Although the software supports several storage configurations, including mixed solid-state drive (SSD) and hard-disk drive (HDD) setups, Microsoft warns in its Azure Stack server configuration matrix that all drives “must be of the same type (SAS or Serial ATA) and capacity. If SAS disk drives are used, the disk drives must be attached via a single path (no MPIO, multi-path support is provided).”
For customers looking for ready-built servers from leading vendors, Snover suggests Dell’s R630 and HP Enterprise’s (HPE) DL 360 Gen 9 hardware.
First announced at this year’s inaugural Microsoft Ignite conference, Azure Stack is a set of core cloud services and user experiences that customers can deploy on-premises. Inspired by the Redmond, Wash., software maker’s own, globe-spanning public cloud computing platform, the technology is intended to speed up and simplify private and hybrid cloud implementations for enterprises.

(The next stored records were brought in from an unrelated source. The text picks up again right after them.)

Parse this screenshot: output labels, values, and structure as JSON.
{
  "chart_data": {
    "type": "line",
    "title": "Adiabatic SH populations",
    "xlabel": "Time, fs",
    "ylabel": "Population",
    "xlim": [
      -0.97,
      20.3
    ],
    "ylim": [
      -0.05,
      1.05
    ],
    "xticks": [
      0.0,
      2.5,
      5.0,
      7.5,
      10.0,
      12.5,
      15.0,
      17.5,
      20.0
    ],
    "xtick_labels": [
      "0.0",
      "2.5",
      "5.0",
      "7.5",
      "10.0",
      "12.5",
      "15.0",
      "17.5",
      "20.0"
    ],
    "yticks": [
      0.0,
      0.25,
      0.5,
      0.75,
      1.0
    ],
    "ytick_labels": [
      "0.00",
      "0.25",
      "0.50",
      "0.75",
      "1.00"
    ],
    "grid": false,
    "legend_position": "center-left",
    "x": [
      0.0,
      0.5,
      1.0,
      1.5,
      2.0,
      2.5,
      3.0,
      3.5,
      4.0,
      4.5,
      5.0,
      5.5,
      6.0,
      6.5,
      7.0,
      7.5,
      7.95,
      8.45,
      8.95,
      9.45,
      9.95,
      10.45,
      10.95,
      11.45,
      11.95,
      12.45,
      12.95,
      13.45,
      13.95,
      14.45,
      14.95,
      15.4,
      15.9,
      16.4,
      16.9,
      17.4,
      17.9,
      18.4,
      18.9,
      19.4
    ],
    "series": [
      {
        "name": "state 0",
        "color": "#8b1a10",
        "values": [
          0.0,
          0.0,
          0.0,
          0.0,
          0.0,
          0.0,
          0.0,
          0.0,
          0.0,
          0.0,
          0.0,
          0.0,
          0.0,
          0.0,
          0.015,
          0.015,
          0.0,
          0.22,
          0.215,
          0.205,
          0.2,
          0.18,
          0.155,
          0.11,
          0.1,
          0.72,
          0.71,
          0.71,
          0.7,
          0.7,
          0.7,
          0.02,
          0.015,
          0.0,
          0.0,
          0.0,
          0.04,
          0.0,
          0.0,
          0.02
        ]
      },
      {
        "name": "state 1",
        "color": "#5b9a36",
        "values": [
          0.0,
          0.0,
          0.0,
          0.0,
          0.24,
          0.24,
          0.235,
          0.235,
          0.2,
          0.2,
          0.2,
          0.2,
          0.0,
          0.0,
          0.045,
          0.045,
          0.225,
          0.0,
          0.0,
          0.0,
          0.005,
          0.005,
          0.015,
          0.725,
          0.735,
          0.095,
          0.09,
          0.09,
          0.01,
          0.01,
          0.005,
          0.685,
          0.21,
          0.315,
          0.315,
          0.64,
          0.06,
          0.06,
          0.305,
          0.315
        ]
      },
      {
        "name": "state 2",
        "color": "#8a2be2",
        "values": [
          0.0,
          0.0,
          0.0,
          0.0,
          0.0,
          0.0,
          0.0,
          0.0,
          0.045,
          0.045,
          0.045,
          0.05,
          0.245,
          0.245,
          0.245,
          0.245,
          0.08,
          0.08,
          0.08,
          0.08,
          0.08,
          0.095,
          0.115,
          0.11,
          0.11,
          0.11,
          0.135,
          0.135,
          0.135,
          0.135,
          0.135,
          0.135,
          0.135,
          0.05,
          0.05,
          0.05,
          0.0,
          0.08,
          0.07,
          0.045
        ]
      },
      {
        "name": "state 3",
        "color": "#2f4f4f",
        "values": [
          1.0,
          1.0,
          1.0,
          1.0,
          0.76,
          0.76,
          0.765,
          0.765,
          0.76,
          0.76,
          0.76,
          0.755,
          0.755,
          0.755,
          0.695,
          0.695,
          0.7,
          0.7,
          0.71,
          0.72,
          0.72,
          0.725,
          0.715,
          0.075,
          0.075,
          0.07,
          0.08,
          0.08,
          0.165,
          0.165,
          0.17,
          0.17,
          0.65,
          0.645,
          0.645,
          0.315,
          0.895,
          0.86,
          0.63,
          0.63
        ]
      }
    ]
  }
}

“The Microsoft Azure Stack has its origins in a true public hyper-scale cloud,” said Natalia Mackevicius, partner group program manager at Microsoft, in a May 4 announcement. “We are bringing our innovations from running Azure at hyper-scale to our customer and partner on-premises and hybrid data centers.”
In many respects, the offering symbolizes Microsoft’s new “cloud-first” approach to enterprise software and IT services. “Microsoft Azure Stack will meet the business needs of agile development and operations by enabling self-service cloud experiences and APIs, helping IT effectively manage risk and changing demands,” Mackevicius said. “Azure Stack will support both ‘cloud-native’ applications and traditional enterprise-grade applications.”